На другой день, в четверг, я просыпаюсь с душой ясной и чистой, как хороший весенний день. В церковь я иду весело, смело, чувствуя, что я причастник, что на мне роскошная и дорогая рубаха, сшитая из шелкового платья, оставшегося после бабушки. В церкви все дышит радостью, счастьем и весной; лица Богородицы и Иоанна Богослова не так печальны, как вчера, лица причастников озарены надеждой, и, кажется, все прошлое предано забвению, все прощено. Митька тоже причесан и одет по-праздничному. Я весело гляжу на его оттопыренные уши и, чтобы показать, что я против него ничего не имею, говорю ему:

– Ты сегодня красивый, и если бы у тебя не торчали так волосы и если б ты не был так бедно одет, то все бы подумали, что твоя мать не прачка, а благородная. Приходи ко мне на Пасху, будем в бабки играть.

Митька недоверчиво глядит на меня и грозит мне под полой кулаком.

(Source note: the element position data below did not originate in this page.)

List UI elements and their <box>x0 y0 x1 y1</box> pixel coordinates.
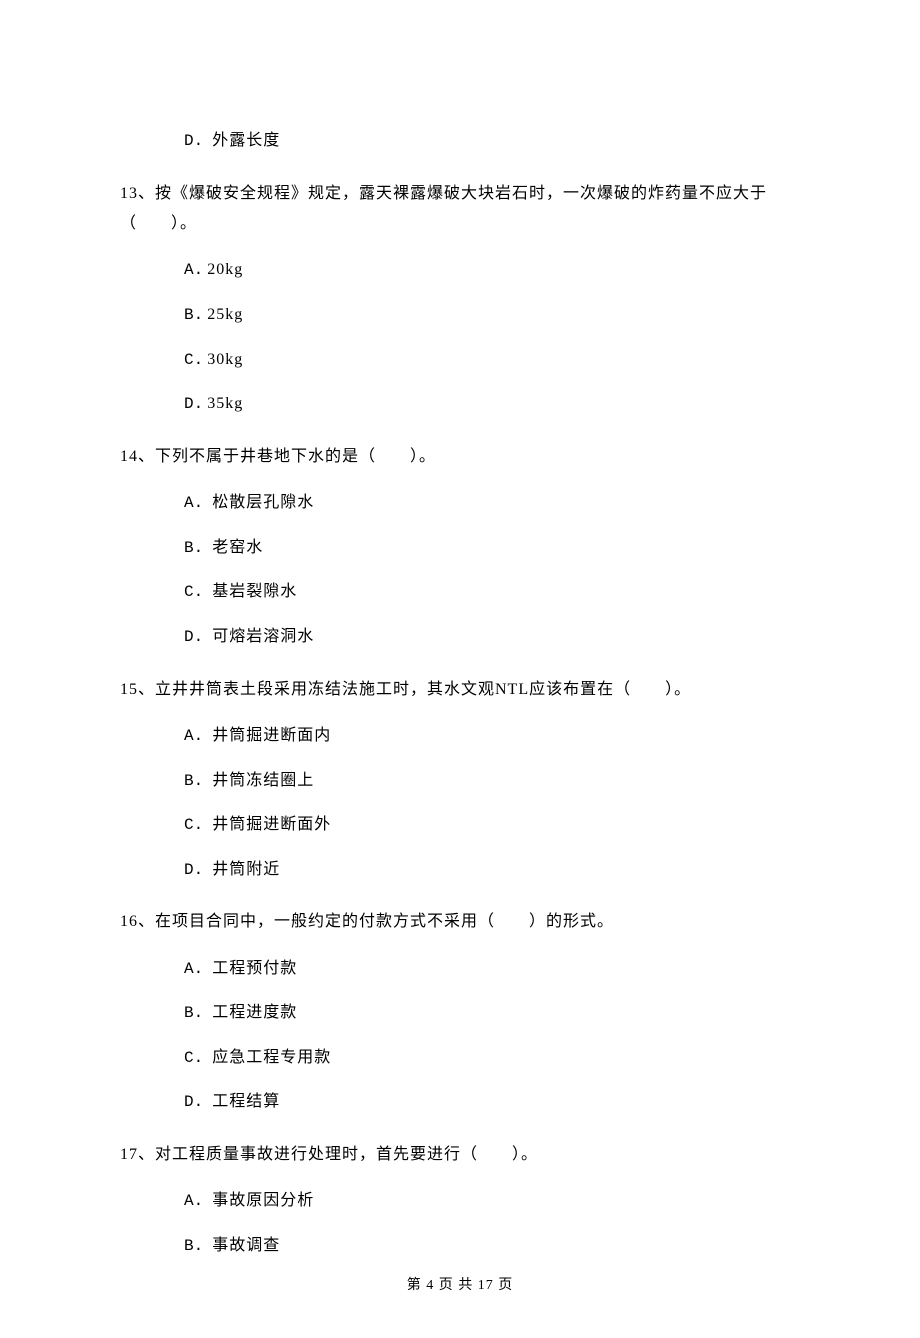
option-text: 工程进度款 <box>212 1004 297 1021</box>
option-label: A. <box>184 261 203 279</box>
q17-option-a: A. 事故原因分析 <box>184 1188 800 1215</box>
option-label: D. <box>184 1093 203 1111</box>
option-text: 井筒掘进断面内 <box>212 727 331 744</box>
option-text: 松散层孔隙水 <box>212 494 314 511</box>
option-text: 工程结算 <box>212 1093 280 1110</box>
option-text: 应急工程专用款 <box>212 1049 331 1066</box>
q16-option-b: B. 工程进度款 <box>184 1000 800 1027</box>
option-label: A. <box>184 960 203 978</box>
option-text: 30kg <box>207 351 243 368</box>
q14-option-c: C. 基岩裂隙水 <box>184 579 800 606</box>
option-text: 井筒掘进断面外 <box>212 816 331 833</box>
option-label: A. <box>184 494 203 512</box>
option-label: A. <box>184 727 203 745</box>
option-text: 老窑水 <box>212 539 263 556</box>
q15-option-a: A. 井筒掘进断面内 <box>184 723 800 750</box>
q16-option-c: C. 应急工程专用款 <box>184 1045 800 1072</box>
q15-option-c: C. 井筒掘进断面外 <box>184 812 800 839</box>
q13-option-b: B.25kg <box>184 302 800 329</box>
option-text: 25kg <box>207 306 243 323</box>
option-label: C. <box>184 1049 203 1067</box>
q16-option-a: A. 工程预付款 <box>184 956 800 983</box>
option-text: 工程预付款 <box>212 960 297 977</box>
q17-option-b: B. 事故调查 <box>184 1233 800 1260</box>
q15-option-b: B. 井筒冻结圈上 <box>184 768 800 795</box>
option-text: 井筒附近 <box>212 861 280 878</box>
option-label: B. <box>184 306 203 324</box>
option-label: A. <box>184 1192 203 1210</box>
q14-option-a: A. 松散层孔隙水 <box>184 490 800 517</box>
q12-option-d: D. 外露长度 <box>184 128 800 155</box>
option-label: D. <box>184 628 203 646</box>
q17-stem: 17、对工程质量事故进行处理时，首先要进行（ ）。 <box>120 1140 800 1170</box>
q13-option-c: C.30kg <box>184 347 800 374</box>
option-label: D. <box>184 132 203 150</box>
option-text: 外露长度 <box>212 132 280 149</box>
option-label: D. <box>184 395 203 413</box>
option-label: B. <box>184 1004 203 1022</box>
q16-option-d: D. 工程结算 <box>184 1089 800 1116</box>
option-text: 35kg <box>207 395 243 412</box>
option-text: 基岩裂隙水 <box>212 583 297 600</box>
page-footer: 第 4 页 共 17 页 <box>0 1275 920 1297</box>
q14-option-b: B. 老窑水 <box>184 535 800 562</box>
q14-option-d: D. 可熔岩溶洞水 <box>184 624 800 651</box>
option-text: 可熔岩溶洞水 <box>212 628 314 645</box>
document-page: D. 外露长度 13、按《爆破安全规程》规定，露天裸露爆破大块岩石时，一次爆破的… <box>0 0 920 1338</box>
option-label: D. <box>184 861 203 879</box>
option-label: B. <box>184 1237 203 1255</box>
q16-stem: 16、在项目合同中，一般约定的付款方式不采用（ ）的形式。 <box>120 907 800 937</box>
option-text: 20kg <box>207 261 243 278</box>
q15-option-d: D. 井筒附近 <box>184 857 800 884</box>
option-label: C. <box>184 816 203 834</box>
option-text: 事故原因分析 <box>212 1192 314 1209</box>
q13-option-d: D.35kg <box>184 391 800 418</box>
option-text: 井筒冻结圈上 <box>212 772 314 789</box>
option-label: C. <box>184 583 203 601</box>
q13-option-a: A.20kg <box>184 257 800 284</box>
option-label: B. <box>184 539 203 557</box>
option-label: B. <box>184 772 203 790</box>
option-label: C. <box>184 351 203 369</box>
q15-stem: 15、立井井筒表土段采用冻结法施工时，其水文观NTL应该布置在（ ）。 <box>120 675 800 705</box>
option-text: 事故调查 <box>212 1237 280 1254</box>
q14-stem: 14、下列不属于井巷地下水的是（ ）。 <box>120 442 800 472</box>
q13-stem: 13、按《爆破安全规程》规定，露天裸露爆破大块岩石时，一次爆破的炸药量不应大于（… <box>120 179 800 240</box>
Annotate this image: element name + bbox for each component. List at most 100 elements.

А вчерашняя дама кажется мне прекрасной. На ней светло-голубое платье и большая сверкающая брошь в виде подковы. Я любуюсь ею и думаю, что когда я вырасту большой, то непременно женюсь на такой женщине, но, вспомнив, что жениться – стыдно, я перестаю об этом думать и иду на клирос, где дьячок уже читает часы.

1887 год

Казак

Арендатор хутора Низы Максим Горчаков, бердянский мещанин, ехал со своей молодой женой из церкви и вез только что освященный кулич. Солнце еще не всходило, но восток уже румянился, золотился. Было тихо… Перепел кричал свои: «пить пойдем! пить пойдем!», да далеко над курганчиком носился коршун, а больше во всей степи не было заметно ни одного живого существа.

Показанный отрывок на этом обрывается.